I got angry at the horrors of Nazism in Life is Beautiful.
I got angry at the stupid mom who activates the little boy robot’s imprinting/love programming in A.I. Artificial Intelligence, but then abandons him when her son recovers from his illness.
I got angry at the kids who mistreat the little boy by locking him in a haunted closet during the birthday party scene in The Sixth Sense (hey, another HJO role!).
I got angry at the punk/SF film Liquid Sky for being poorly written, clumsily acted and stoopid beyond belief, wasting both my money and my time.
I got angry at the revised version of Star Wars. Han shot first, dammit!
I got angry at the revised umpeenth edition of Blade Runner. Deckard is not a replicant, dammit!

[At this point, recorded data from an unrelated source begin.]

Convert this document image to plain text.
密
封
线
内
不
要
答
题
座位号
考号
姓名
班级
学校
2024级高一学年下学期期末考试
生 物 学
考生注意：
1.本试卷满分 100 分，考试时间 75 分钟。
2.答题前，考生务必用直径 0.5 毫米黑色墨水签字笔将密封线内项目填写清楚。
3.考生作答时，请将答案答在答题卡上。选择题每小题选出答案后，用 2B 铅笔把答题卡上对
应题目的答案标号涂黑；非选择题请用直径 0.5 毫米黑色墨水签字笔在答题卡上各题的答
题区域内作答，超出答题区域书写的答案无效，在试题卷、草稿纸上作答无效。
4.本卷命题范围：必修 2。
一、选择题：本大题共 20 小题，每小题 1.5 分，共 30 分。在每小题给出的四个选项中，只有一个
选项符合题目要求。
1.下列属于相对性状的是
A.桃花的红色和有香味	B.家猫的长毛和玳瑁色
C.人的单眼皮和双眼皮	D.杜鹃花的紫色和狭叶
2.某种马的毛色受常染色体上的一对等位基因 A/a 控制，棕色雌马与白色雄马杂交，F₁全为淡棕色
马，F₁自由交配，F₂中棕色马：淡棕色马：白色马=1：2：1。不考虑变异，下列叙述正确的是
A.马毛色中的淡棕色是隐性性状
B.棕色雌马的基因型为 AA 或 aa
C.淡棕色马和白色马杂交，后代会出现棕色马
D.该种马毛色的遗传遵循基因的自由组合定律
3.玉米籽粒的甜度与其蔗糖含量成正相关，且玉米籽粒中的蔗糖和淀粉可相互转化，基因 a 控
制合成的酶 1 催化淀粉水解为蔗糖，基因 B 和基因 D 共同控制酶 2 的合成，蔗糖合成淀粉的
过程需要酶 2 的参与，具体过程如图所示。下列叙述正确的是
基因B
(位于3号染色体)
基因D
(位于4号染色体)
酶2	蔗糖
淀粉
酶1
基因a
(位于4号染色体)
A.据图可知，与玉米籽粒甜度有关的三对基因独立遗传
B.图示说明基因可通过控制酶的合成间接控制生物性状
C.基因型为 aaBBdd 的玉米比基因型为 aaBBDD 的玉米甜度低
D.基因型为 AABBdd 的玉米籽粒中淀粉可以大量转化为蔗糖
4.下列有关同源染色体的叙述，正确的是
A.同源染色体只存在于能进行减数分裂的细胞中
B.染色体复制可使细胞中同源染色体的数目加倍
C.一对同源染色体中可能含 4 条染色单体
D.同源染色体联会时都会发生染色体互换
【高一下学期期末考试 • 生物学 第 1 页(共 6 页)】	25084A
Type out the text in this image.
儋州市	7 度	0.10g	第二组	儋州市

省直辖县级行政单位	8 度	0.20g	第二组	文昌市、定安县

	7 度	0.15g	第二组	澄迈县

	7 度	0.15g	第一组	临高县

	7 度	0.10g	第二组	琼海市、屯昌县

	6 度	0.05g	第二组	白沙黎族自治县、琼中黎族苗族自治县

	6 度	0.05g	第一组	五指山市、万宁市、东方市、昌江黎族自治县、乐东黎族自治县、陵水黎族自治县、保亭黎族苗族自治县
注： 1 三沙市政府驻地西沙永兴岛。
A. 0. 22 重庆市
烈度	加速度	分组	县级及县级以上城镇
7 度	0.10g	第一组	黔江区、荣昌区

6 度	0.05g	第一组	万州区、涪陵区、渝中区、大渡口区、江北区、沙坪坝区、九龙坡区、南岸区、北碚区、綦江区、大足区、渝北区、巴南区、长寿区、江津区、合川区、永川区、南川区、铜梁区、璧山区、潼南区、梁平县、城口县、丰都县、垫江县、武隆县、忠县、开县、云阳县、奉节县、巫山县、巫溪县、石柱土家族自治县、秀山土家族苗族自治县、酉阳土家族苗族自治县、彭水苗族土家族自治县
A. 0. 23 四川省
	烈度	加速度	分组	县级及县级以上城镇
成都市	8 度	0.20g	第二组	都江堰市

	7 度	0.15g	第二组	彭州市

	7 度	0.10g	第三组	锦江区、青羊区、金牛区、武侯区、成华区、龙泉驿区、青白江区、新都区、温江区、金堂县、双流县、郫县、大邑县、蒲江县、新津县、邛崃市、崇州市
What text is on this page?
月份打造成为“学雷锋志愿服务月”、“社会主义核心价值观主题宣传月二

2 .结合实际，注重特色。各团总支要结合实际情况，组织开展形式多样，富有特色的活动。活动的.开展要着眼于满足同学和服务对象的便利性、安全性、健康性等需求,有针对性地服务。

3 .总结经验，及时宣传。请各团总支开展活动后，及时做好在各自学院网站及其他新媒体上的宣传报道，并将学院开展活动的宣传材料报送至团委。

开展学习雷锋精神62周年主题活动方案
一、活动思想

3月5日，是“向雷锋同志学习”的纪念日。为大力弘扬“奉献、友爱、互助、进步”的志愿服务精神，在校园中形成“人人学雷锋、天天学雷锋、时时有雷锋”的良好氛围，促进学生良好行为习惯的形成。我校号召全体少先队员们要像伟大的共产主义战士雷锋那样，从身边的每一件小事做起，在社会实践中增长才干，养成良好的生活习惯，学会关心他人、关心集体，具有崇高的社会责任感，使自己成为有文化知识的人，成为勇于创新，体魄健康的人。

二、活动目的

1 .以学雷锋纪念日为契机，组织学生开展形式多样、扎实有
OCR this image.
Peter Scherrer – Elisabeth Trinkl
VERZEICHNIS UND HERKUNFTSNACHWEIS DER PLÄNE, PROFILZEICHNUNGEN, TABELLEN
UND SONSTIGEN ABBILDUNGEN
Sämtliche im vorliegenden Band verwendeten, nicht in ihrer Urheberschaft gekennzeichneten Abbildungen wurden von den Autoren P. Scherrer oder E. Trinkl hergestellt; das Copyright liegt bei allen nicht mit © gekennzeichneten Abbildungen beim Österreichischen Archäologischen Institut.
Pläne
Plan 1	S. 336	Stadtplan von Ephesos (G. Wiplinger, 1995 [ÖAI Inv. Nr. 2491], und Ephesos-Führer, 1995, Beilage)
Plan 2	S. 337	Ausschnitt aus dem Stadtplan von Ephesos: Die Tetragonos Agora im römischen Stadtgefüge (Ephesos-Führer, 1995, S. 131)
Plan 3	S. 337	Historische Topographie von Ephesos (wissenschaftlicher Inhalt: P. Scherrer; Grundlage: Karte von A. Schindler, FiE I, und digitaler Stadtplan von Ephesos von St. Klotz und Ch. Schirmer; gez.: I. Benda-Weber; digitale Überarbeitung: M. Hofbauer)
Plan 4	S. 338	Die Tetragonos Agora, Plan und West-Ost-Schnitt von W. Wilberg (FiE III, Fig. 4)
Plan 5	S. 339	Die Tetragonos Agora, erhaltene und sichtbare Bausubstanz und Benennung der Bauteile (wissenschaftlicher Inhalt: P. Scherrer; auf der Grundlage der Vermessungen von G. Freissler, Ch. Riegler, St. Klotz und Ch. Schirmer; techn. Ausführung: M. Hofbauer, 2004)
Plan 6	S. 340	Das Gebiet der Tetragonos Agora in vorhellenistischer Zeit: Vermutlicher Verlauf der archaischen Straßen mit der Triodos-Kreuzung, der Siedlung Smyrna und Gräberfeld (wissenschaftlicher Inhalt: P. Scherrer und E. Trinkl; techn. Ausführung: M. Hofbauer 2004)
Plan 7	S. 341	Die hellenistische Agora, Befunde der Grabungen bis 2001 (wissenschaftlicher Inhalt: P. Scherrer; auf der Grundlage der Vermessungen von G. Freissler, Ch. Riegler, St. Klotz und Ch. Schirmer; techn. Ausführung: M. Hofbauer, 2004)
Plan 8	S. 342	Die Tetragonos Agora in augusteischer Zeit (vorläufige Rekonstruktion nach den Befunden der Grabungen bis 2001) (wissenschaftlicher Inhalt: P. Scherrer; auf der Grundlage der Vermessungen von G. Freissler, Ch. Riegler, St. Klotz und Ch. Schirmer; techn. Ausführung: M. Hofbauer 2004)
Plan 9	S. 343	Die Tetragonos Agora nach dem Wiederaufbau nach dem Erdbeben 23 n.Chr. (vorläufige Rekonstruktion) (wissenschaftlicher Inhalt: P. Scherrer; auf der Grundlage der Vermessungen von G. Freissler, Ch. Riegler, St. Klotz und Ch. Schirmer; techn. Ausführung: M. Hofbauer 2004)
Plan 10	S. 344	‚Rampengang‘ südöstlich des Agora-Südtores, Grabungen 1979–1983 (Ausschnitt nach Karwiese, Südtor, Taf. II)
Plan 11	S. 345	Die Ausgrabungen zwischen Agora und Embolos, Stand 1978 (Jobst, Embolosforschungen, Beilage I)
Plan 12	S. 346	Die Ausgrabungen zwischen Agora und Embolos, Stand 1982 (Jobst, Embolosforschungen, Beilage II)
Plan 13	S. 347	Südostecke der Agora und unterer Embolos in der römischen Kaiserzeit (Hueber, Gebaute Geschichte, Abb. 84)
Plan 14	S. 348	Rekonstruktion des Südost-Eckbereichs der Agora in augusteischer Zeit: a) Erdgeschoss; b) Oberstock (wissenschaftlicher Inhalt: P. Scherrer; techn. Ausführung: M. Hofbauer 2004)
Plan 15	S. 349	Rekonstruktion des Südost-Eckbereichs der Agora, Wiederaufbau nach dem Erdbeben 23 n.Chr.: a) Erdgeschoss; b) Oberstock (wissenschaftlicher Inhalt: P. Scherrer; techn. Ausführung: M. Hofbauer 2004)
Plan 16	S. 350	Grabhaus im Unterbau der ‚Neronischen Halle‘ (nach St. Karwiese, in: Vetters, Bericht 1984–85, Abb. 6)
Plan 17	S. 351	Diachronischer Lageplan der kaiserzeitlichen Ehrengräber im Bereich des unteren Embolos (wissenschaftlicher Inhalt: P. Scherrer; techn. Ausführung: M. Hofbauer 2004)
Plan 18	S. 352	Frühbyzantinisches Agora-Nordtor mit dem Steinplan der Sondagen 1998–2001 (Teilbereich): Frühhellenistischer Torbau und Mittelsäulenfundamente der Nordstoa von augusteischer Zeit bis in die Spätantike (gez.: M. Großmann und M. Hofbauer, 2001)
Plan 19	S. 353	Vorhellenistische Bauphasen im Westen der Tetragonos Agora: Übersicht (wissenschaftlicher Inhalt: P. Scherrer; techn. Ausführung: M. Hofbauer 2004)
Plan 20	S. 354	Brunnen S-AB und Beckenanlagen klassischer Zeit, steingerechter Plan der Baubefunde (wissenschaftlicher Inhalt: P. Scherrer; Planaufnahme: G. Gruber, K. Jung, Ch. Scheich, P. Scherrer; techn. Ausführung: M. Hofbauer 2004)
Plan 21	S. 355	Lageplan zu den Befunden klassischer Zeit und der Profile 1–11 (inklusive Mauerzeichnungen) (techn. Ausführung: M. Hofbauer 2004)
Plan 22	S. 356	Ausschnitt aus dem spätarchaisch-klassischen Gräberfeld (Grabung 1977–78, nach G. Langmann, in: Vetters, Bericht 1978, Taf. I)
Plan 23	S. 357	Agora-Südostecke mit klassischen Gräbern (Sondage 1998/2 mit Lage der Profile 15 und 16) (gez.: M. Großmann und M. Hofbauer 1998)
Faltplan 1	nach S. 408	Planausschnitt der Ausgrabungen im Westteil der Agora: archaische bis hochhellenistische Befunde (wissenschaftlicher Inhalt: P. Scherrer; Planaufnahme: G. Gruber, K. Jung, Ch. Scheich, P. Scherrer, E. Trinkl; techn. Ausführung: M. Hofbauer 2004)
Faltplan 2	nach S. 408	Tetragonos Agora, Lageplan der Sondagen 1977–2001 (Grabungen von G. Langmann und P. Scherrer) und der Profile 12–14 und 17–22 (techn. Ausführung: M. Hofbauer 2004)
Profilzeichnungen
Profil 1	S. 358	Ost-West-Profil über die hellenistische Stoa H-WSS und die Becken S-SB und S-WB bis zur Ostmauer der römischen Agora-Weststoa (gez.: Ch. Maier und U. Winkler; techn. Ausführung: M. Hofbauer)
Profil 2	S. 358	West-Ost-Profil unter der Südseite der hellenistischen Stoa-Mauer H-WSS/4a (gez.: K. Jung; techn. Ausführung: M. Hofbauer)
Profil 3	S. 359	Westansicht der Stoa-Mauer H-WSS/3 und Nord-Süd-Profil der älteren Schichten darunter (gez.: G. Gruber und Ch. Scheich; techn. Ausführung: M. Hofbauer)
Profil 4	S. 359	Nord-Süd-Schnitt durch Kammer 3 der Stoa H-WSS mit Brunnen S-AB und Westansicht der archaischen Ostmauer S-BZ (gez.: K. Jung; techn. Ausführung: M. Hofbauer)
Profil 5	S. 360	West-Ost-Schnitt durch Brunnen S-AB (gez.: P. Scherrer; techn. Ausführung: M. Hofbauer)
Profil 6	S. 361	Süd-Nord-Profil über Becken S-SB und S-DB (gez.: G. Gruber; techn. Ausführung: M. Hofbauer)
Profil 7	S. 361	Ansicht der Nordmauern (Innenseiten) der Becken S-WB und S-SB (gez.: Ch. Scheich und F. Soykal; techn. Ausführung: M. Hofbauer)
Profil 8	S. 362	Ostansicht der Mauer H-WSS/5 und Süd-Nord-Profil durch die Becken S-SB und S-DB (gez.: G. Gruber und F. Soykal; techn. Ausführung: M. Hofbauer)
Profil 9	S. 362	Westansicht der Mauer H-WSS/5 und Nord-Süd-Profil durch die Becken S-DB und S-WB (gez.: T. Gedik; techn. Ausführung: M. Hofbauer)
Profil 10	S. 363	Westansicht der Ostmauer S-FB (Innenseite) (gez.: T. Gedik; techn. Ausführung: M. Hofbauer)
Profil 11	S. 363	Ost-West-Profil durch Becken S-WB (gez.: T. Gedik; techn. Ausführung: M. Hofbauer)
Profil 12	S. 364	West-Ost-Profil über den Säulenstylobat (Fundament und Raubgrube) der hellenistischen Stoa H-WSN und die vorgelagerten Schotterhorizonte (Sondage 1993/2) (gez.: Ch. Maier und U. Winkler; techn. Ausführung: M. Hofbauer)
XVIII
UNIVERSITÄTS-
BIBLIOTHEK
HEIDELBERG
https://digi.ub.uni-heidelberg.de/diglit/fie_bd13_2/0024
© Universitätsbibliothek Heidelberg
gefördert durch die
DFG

I may be a little lost here- are we talking about getting angry because of the theme of the movie- i.e portraying the Holocaust- or are we talking of being angry at the movie because of it’s slant or interpretation of a topic?
Ex-Leper: Okay, sir, my final offer: half a shekel for an old ex-leper?
**Brian: **Did you say “ex-leper”? Ex-Leper: That’s right, sir, 16 years behind a veil and proud of it, sir. Brian: Well, what happened? Ex-Leper: Oh, cured, sir. Brian: Cured? Ex-Leper: Yes sir, bloody miracle, sir. Bless you! Brian: Who cured you? Ex-Leper: Jesus did, sir. I was hopping along, minding my own business, all of a sudden, up he comes, cures me! One minute I’m a leper with a trade, next minute my livelihood’s gone. Not so much as a by-your-leave! “You’re cured, mate.” Bloody do-gooder.